Encryption aside, I find this is pretty good for HA. Containers are imaged and full/incremental backups sent to a MinIO cluster.
There's an internal network (tinc) inside each container so the container can be restored to pretty much any VPS anywhere if a provider goes down. I route public stuff through a few "entry points" which tend to be my more reliable VPSes and they fan it out to redundant backends on the internal network using HAProxy.
End result might look something like this on a node:
Not super complex but keeps the stress manageable. When Carrier-1 in Dallas lost power a few days ago, I had about 5-6 VPSes go offline, but DNS updated automatically and everything failed over OK & kept ticking along, apart from a bazillion monitoring notifications.
Long reply, but you did ask!
Thanks, what is the pricing on these?
I'm thinking through treesmokah's idea of putting Tor in the middle and how that might work.
Check out this fir pricing
https://lowendspirit.com/discussion/7839/natkvm-net-buy-nat-vps-in-just-3-30-year-de-pk-se-sg-jp-tr-in-usa-uk-tw-hk#latest
KhanWebHost Cheap Shared Hosting | Cheap KVM VPS (DE,UK,US,FR) | KVM Sale - LES Offers
Interesting. Both are available in NixOS. I'll check them out. Thanks!
Woah. Thank you so much for the detailed write-up! This, by the way, is my exact use case. When NexusBites (pun intended) went belly-up, I kicked myself for not taking the time to encrypt my data there.
It's pronounced hacker.
Recently I have been enrypting more, and also more often. Mostly I have still been using ccrypt, which I guess is better than Rot13. Maybe the time is coming has arrived for me to switch to a more complex, more automagic method.
Thanks for the explanations and discussion in this thread!
I hope everyone gets the servers they want!
I've also had good luck with ecryptfs, to atuomagically encrypt $HOME in Debian: https://wiki.debian.org/TransparentEncryptionForHomeFolder
I used to have this as my email signature for a long time, and more than one person claimed to be able to translate it in their head. 😁
"Vs lbh pna ernq guvf, lbh arrq gb trg ynvq."
For the lazy among us:
"If you can read this, you need to get laid."
It's pronounced hacker.
If I can help out lemme know. I do this on most of my boxes and have already blundered my way through figuring out the quirks.

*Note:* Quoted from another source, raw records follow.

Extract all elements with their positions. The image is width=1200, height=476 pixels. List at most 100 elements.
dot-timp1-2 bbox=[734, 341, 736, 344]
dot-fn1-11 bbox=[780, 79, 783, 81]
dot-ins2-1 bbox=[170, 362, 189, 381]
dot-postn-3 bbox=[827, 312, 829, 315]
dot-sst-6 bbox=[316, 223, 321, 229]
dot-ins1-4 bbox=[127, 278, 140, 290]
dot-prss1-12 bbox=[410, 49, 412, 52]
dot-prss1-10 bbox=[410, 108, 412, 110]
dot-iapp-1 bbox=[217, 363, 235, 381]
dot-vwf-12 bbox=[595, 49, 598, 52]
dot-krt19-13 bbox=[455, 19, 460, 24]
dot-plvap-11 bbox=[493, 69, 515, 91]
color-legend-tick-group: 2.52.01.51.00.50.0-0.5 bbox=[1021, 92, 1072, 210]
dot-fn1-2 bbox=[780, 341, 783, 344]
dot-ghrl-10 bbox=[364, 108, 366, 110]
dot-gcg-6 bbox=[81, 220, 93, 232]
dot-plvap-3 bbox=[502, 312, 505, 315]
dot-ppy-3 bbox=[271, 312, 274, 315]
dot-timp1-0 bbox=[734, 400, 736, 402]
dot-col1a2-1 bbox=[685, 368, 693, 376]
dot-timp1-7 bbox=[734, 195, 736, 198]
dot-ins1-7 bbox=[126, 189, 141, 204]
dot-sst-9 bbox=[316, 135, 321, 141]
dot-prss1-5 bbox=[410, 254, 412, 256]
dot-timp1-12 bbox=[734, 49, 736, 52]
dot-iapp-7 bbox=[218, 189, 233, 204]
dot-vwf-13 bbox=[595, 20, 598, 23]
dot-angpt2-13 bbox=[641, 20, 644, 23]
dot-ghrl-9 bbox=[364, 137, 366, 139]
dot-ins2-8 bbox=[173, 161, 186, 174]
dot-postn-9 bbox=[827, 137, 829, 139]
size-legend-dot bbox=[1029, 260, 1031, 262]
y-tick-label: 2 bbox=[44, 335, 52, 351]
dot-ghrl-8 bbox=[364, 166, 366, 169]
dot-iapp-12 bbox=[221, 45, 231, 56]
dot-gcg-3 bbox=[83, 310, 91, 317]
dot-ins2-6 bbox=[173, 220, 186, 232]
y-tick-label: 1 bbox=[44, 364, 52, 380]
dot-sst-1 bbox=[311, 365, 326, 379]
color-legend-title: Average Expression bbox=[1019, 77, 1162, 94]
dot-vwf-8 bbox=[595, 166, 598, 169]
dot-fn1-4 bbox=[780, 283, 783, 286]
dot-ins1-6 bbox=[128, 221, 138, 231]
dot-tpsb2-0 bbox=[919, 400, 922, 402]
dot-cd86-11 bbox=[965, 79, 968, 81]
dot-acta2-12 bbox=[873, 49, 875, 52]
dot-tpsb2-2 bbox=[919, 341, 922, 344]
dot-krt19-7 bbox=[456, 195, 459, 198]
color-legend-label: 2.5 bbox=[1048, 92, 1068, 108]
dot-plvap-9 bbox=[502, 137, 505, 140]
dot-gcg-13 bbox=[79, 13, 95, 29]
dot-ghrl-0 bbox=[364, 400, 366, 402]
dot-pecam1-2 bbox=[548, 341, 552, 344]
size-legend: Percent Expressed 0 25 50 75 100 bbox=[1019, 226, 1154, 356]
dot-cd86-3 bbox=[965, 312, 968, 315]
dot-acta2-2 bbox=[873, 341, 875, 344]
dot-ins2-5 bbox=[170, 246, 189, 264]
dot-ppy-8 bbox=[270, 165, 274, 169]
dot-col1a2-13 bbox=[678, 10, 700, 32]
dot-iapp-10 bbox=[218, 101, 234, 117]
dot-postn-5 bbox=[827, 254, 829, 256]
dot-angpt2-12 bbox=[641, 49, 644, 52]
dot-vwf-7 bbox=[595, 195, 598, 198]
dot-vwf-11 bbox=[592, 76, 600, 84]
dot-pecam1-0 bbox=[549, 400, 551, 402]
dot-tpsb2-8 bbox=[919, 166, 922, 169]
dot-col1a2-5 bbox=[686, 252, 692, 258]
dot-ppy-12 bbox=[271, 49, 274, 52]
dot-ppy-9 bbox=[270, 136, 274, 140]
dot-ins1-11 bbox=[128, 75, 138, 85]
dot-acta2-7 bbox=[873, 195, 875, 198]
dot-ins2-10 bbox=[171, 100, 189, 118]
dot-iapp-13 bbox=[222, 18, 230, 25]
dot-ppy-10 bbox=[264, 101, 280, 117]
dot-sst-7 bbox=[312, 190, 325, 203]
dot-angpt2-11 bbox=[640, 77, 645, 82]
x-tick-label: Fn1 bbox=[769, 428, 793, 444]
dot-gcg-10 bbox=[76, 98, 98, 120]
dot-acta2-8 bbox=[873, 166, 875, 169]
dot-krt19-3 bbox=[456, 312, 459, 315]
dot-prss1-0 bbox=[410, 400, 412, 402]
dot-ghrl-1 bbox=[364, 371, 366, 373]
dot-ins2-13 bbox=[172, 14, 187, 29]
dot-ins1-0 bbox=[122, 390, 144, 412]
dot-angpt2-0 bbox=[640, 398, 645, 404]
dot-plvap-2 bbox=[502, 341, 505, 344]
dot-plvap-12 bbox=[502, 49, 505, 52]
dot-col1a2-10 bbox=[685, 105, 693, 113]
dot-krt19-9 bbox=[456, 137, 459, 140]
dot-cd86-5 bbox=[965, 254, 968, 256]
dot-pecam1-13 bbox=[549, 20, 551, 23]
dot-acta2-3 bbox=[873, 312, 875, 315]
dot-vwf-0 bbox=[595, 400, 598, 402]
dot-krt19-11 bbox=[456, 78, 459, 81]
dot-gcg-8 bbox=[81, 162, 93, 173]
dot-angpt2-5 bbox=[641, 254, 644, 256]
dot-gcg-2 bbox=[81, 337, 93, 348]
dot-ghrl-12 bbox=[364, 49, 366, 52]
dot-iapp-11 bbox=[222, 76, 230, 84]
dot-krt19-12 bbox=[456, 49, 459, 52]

Thanks so much for the offer. I'll try to carve some time to try it this weekend.
It's pronounced hacker.
I ended up doing something like this. Key server running a .onion. One disadvantage with this is that Tor hides a lot of the "anti-tampering" stuff, e.g. it becomes harder for the key server to detect if the VPS has been moved to a "sandbox".
What I've done is basically a "bastion" where the client "knocks" and asks for a token, then opens a (random) port and the key server connects to it (routed over Tor so key server isn't exposed) and provides the token which is passed back in subsequent requests.
Seems to work, but needs more testing to see how robust it is.
HostVDS, the cheapest VPS I know, and it is relatively stable. https://btc-vps.com/bitcoin-vps/hostvds (AFFILIATE LINK WARNING mod edit)
Cloud VDS: 1 vCPU, 1 GB RAM, 10 GB NVMe Storage, 500GB Traffic ($1 per extra 1TB), 50 Mbps Bandwidth, 0.5TB Traffic, 1 IPv4 ($0.59/mo for an extra IPv4), Linux OS, as low as $0.99/month (or $0.00133/h).
Location: America (US), Amsterdam (NL), Dallas (US), Finland (FI), France (FR), Moscow (RU), Netherlands (NL), Paris (FR), Russia (RU)
@AK_KWH posted something less than half the price in this same thread, and if you're going to suggest a provider please give the link to their site, not to some aff generator, or make it clear to everyone what you're doing. That's not good form. Thanks.